Read more at the Times on differences in healthcare, housing, nutrition and taxes.

Public Health Experts Fear Kennedy’s Role Under Trump

Donald Trump is reportedly set to name Robert F. Kennedy Jr. and former Democratic Rep. Tulsi Gabbard as honorary co-chairs of a presidential transition team — and the Kennedy appointment in particular is raising fears among public health leaders, who worry that the anti-vax activist and conspiracy theorist could be put in a position to help pick the next directors of the Centers for Disease Control and Prevention, the Food and Drug Administration and the National Institutes of Health.

“If he gets into government and appoints people who think the way he does, it will do enormous damage to this country’s public health,” Dr. Ashish K. Jha, the dean of the Brown University School of Public Health and the former White House Covid-19 response coordinator, told The New York Times.

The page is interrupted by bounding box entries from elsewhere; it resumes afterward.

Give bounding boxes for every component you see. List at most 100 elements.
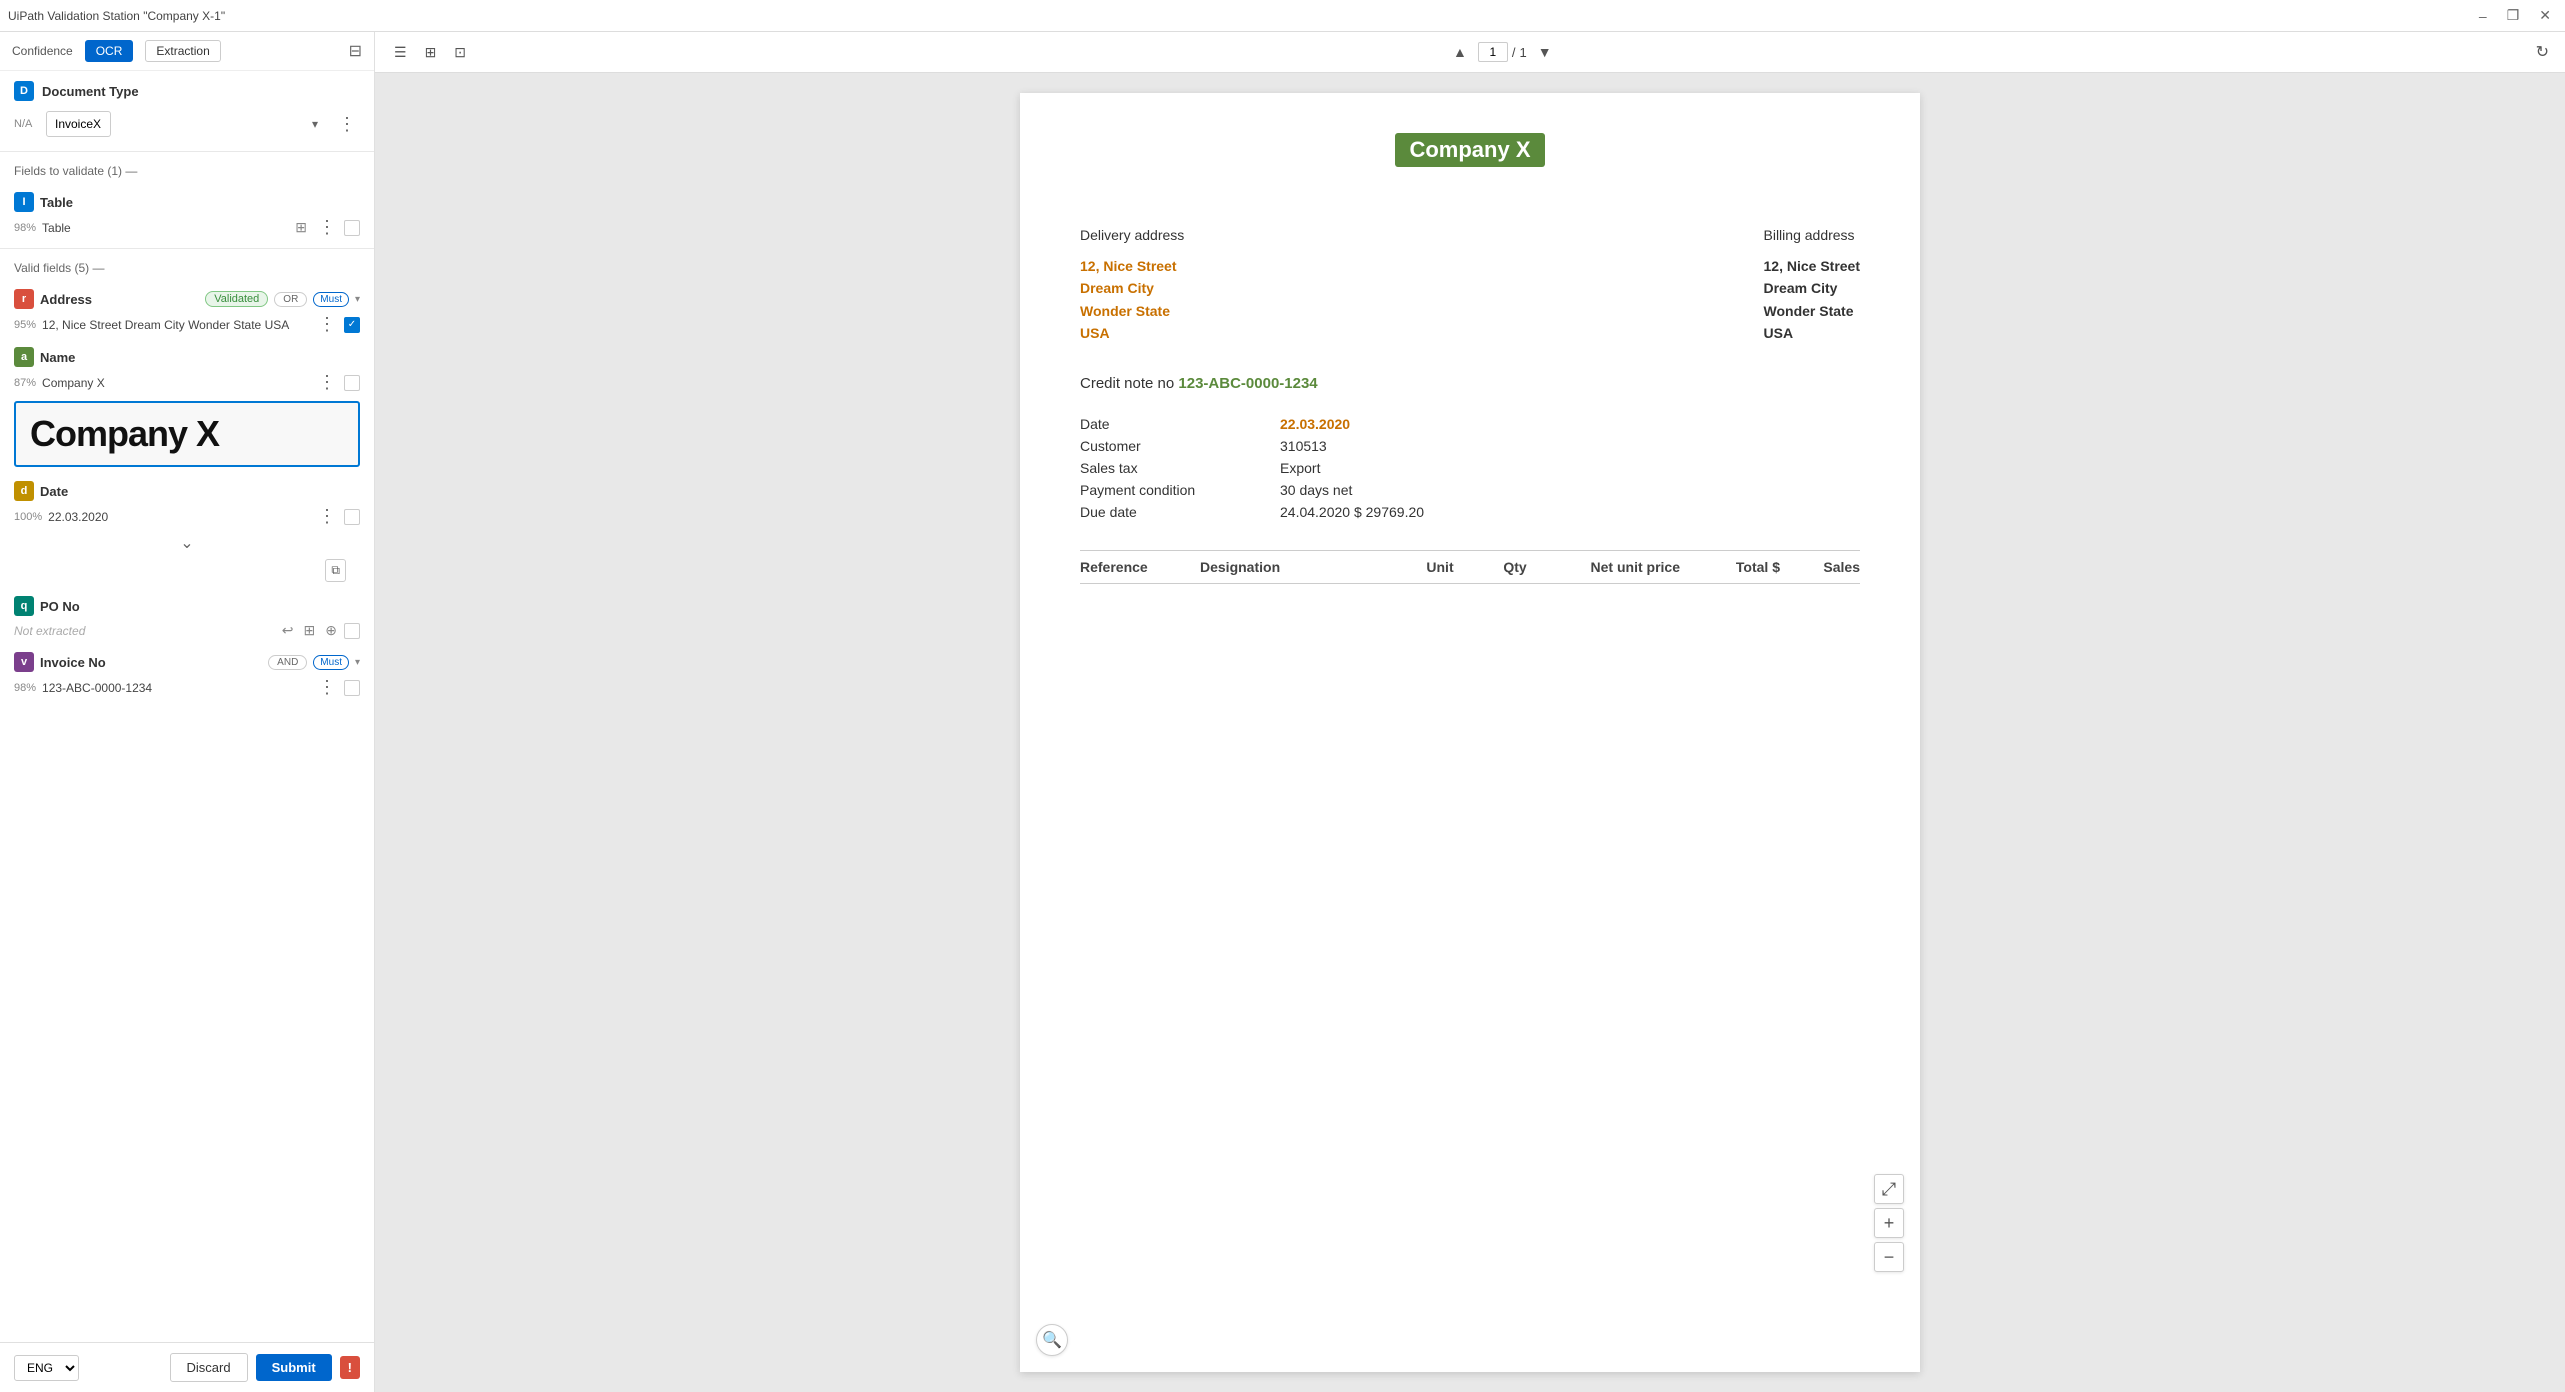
- doc-toolbar: ☰ ⊞ ⊡ ▲ / 1 ▼ ↻: [375, 32, 2565, 73]
- date-more-button[interactable]: ⋮: [314, 506, 340, 527]
- delivery-section: Delivery address 12, Nice Street Dream C…: [1080, 227, 1184, 345]
- date-value-row: 100% 22.03.2020 ⋮: [14, 504, 360, 531]
- name-preview-text: Company X: [30, 413, 219, 454]
- table-field-row-top: I Table: [14, 192, 360, 212]
- doc-type-more-button[interactable]: ⋮: [334, 114, 360, 135]
- submit-button[interactable]: Submit: [256, 1354, 332, 1381]
- right-panel: ☰ ⊞ ⊡ ▲ / 1 ▼ ↻ Company X: [375, 32, 2565, 1392]
- name-checkbox[interactable]: [344, 375, 360, 391]
- detail-label-customer: Customer: [1080, 438, 1280, 454]
- address-checkbox[interactable]: ✓: [344, 317, 360, 333]
- address-must-badge[interactable]: Must: [313, 292, 349, 307]
- date-value: 22.03.2020: [48, 510, 308, 524]
- page-number-input[interactable]: [1478, 42, 1508, 62]
- invoice-no-and-badge: AND: [268, 655, 307, 670]
- address-field-name: Address: [40, 292, 199, 307]
- address-more-button[interactable]: ⋮: [314, 314, 340, 335]
- search-button[interactable]: 🔍: [1036, 1324, 1068, 1356]
- address-value-row: 95% 12, Nice Street Dream City Wonder St…: [14, 312, 360, 339]
- left-toolbar: Confidence OCR Extraction ⊟: [0, 32, 374, 71]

And Dr. Gavin Yamey, the director of the Center for Policy Impact in Global Health at Duke University, told the Times’ Christina Jewett: “It’s horrifying to think of R.F.K. Jr. ascending to that level of power and policy influence,” said. “He is an extreme anti-vax activist and conspiracy theorist with fringe views that are very far outside the mainstream.”

Times reporter Rebecca Davis O’Brien notes that several Kennedy supporters have told her the hope he will be empowered by Trump to dismantle what they view as a corrupt and dangerous federal bureaucracy. Trump’s running mate, Sen. JD Vance, told reporters Tuesday that he wanted Kennedy to be part of a potential second Trump administration, though he did not specify how. “He’s asking important questions about why Americans seem in such poor health,” Vance said.